Fix “Column, parameter, or variable #1: Cannot find data type” in SQL Server (Error 2715)

Posted on by Ian

If you’re getting SQL Server error 2715, which reads something like “Column, parameter, or variable #1: Cannot find data type SERIAL“, it appears that you’re trying to define a column to have a data type that’s not supported in SQL Server.

To fix this issue, be sure to use a supported data type for all columns.

Example of Error

Here’s an example of code that produces the error:

CREATE TABLE Products (
    ProductID SERIAL PRIMARY KEY,
    ProductName VARCHAR(255),
    Quantity INT,
    Price DECIMAL(10, 2)
);

Output:

Msg 2715, Level 16, State 6, Line 1
Column, parameter, or variable #1: Cannot find data type SERIAL.

In this case I’m trying to define the ProductID column as a SERIAL type. The only problem is that SQL Server doesn’t support the SERIAL type.

This could happen if you’re trying to run code that was meant for another DBMS. For example, the above code should work fine in PostgreSQL or MySQL, but not SQL Server.

Here’s another example:

CREATE TABLE Products (
    ProductID INT IDENTITY PRIMARY KEY,
    ProductName VARCHAR(255),
    Quantity OOPS,
    Price DECIMAL(10, 2)
);

Output:

Msg 2715, Level 16, State 6, Line 2
Column, parameter, or variable #3: Cannot find data type OOPS.

This time it was column three that caused the issue.
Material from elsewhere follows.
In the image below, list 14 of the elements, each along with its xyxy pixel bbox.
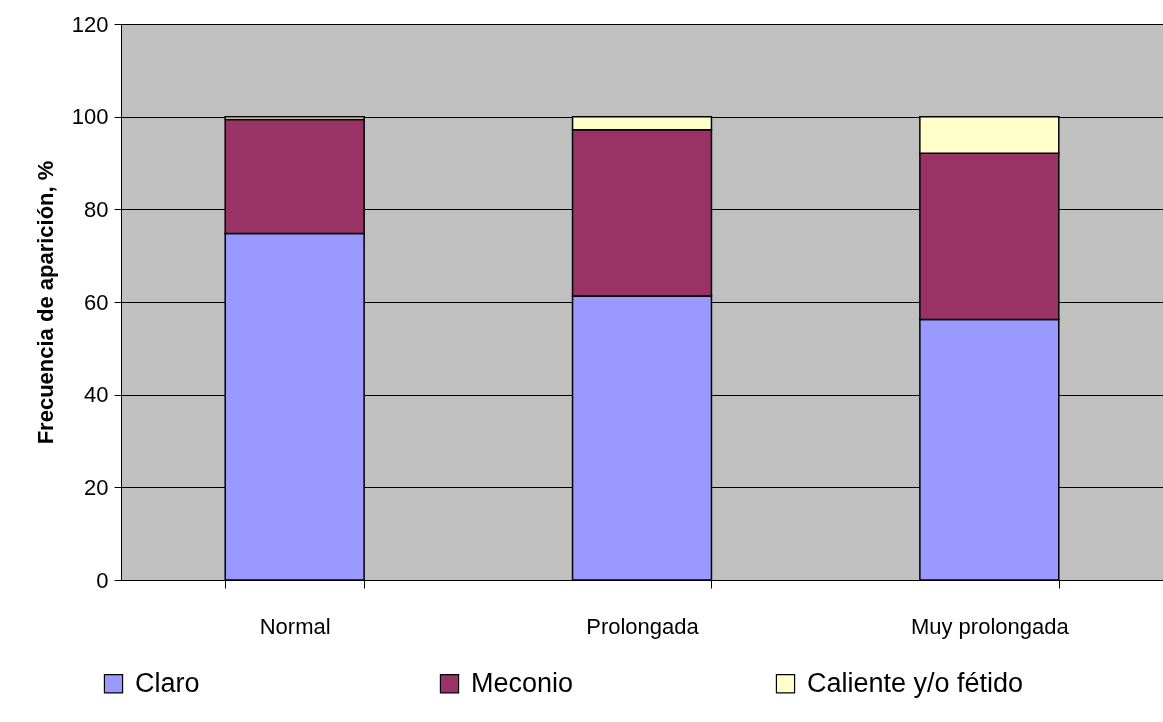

Regardless, it’s the same cause; there’s no such data type.

Solution 1

Assuming you intend to run this code against SQL Server (i.e. you’re not accidentally running the code against the wrong DBMS), then the following solution should work:

CREATE TABLE Products (
    ProductID INT IDENTITY PRIMARY KEY,
    ProductName VARCHAR(255),
    Quantity INT,
    Price DECIMAL(10, 2)
);

Output:

Commands completed successfully.

Here, I changed SERIAL to INT IDENTITY and it resolved the issue. Obviously, the data types you use will depend on the actual table and columns that you’re trying to create. In my case the issue was caused by the SERIAL keyword, and so I rectified that.

Solution 2

There’s also the possibility that you intended to run the code in MySQL (or another DBMS) and accidentally ran your code against the wrong DBMS. This could easily happen if you’re using the same client application to connect to multiple DBMSs.

In this case, simply switching to the correct DBMS should do the trick (unless there are other issues with your code).

So double check that you’re running the code against the right DBMS – and database for that matter!.